Sunday, June 18, 2006

Feferman Biography of Tarski

Just finished the Fefermans' biography of Tarski. A good read with some surprising information and gossip - but also frustrating.

The surprises: Tarski, it would seem, was high on speed and stimulants most of his adult life. He was also - and here the Fefermans are not as blunt as they could be - a sexual predator. That's not what the Fefermans call him, but it seems to be an accurate description: women seemed more surprised when he didn't proposition them than when he did. I'm not sure there's a single female in the biography that he didn't try to lure into bed.

But that's also one of the frustrating parts. The Fefermans largely, though not entirely, excuse his behavior. They suggest that it was due to his being a European intellectual. They also suggest that his wife (largely) excused his philandering because he was such a genius. But that's bunk. If she did, she deserves pity. And, in any case, there's something wrong about suggesting a connection between his great intellect and his great libido: as if limiting the latter would limit the former.

Combined with the fact that he worked his graduate students like slaves, it's no surprise that Tarski had few female graduate students, especially in the last decades of his career.

I don't think the Fefermans do justice to Tarski's sexual harassment (and I don't think they even use the word) - but that is certainly what it is. And that's odd, to say the least.
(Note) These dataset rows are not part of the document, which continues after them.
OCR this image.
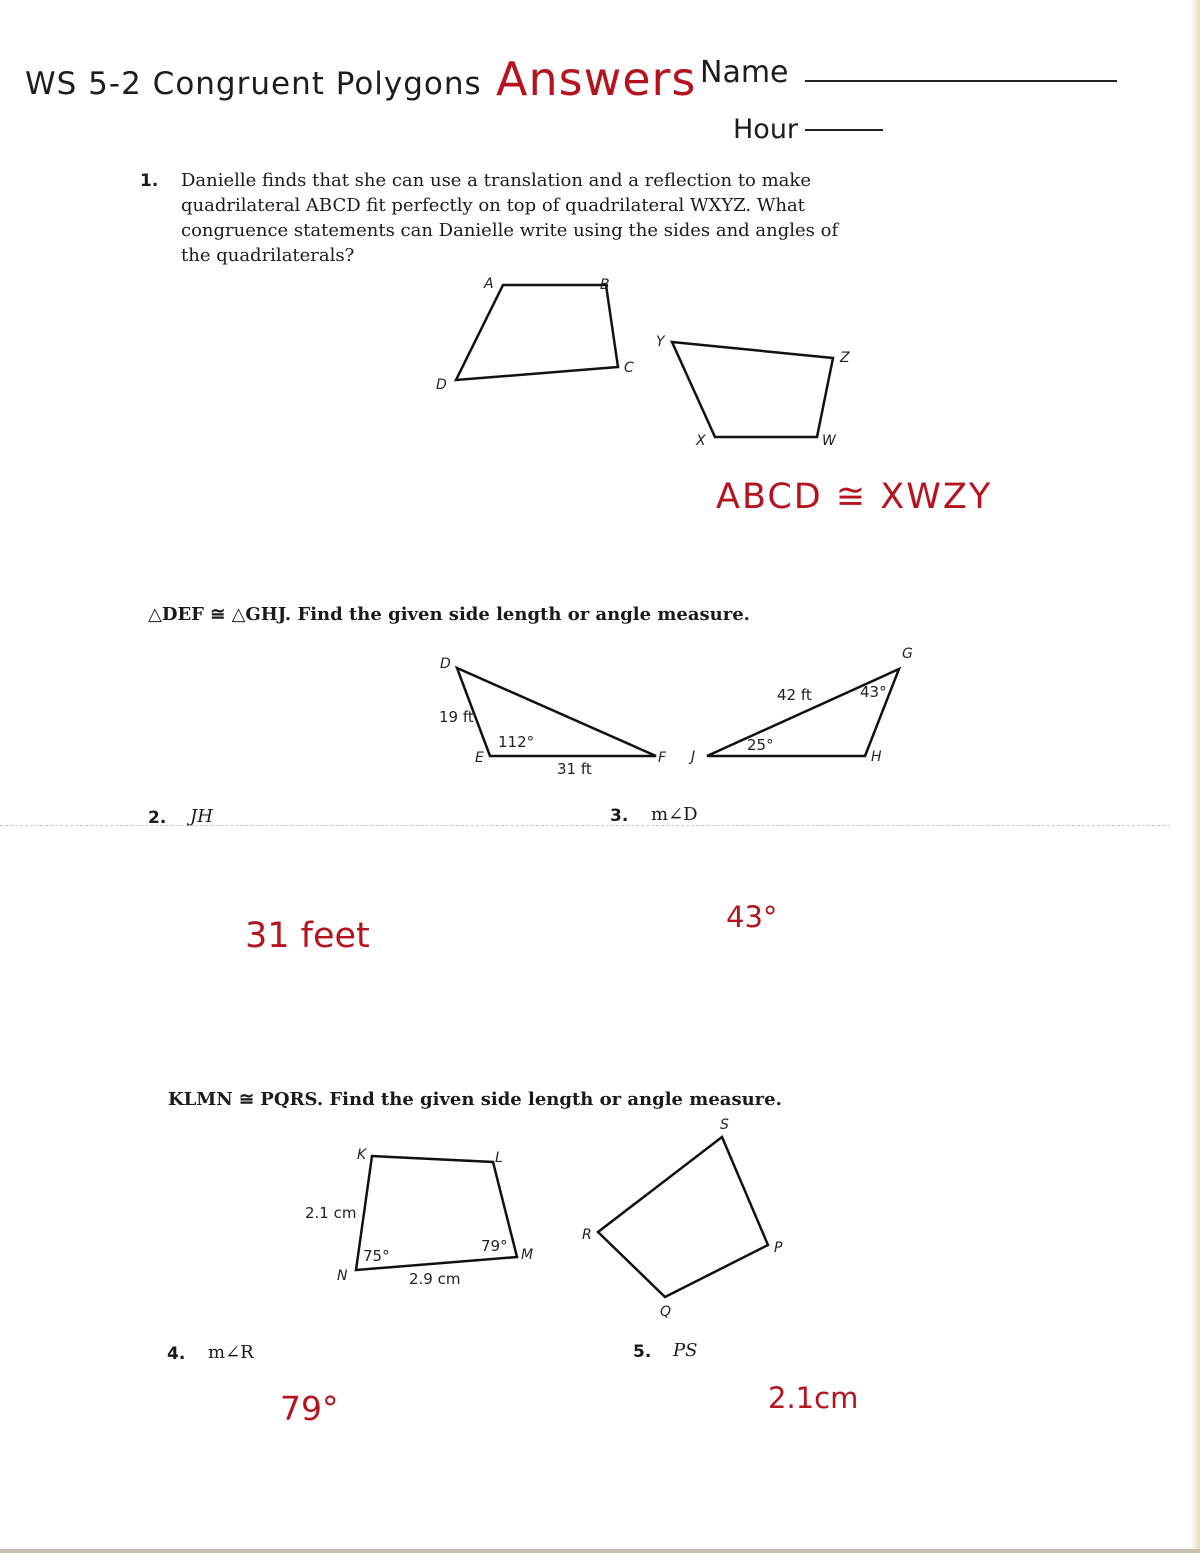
WS 5-2 Congruent Polygons Answers Name
Hour
1. Danielle finds that she can use a translation and a reflection to make
quadrilateral ABCD fit perfectly on top of quadrilateral WXYZ. What
congruence statements can Danielle write using the sides and angles of
the quadrilaterals?
A	B
C
D
Y
Z
W
X
ABCD ≅ XWZY
△DEF ≅ △GHJ. Find the given side length or angle measure.
D
E	F
19 ft
31 ft
112°
G
H
J
42 ft	43°
25°
2. JH
31 feet
3. m∠D
43°
KLMN ≅ PQRS. Find the given side length or angle measure.
K	L
M
N
2.1 cm
2.9 cm
75°
79°
S
R
P
Q
4. m∠R
79°
5. PS
2.1cm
In other respects this must have been a very difficult biography to write. The main problem is how to make very abstract, complicated work accessible to the well educated reader. The Fefermans' solution is to intersperse several "interludes" that deal with the logical material, and then focus on names and places in the longer and more numerous biographical chapters. At first I thought this worked quite well. I could move quickly through the biographical material and then go more slowly through the short, discrete chapters on logic. By the end of the book, though, I wasn't so convinced. One problem is that the logical interludes are an order of magnitude more difficult than the biographical chapters - and as a result don't do quite as good a job of explaining Tarski's significance as a logician. We're left to trust that Tarski was a really, really important guy, but we don't have as clear a picture of how he fit into the intellectual/academic community. We hear a little about his work, but this is mostly in the context of where he was traveling, who he was advising, and who he was trying to seduce.

This book made me appreciate Rebecca Goldstein's recent biography of Godel even more. There are places where Goldstein could be accused of dumbing Godel down, or even of engaging in unwarranted psychological speculation, but she does a tremendouse job of weaving together Godel's life and his logic. That's missing from the Tarski book, so it is difficult to see why he attacked the problems he did, and why his work was so significant. The Feferman's biography is good, but not great.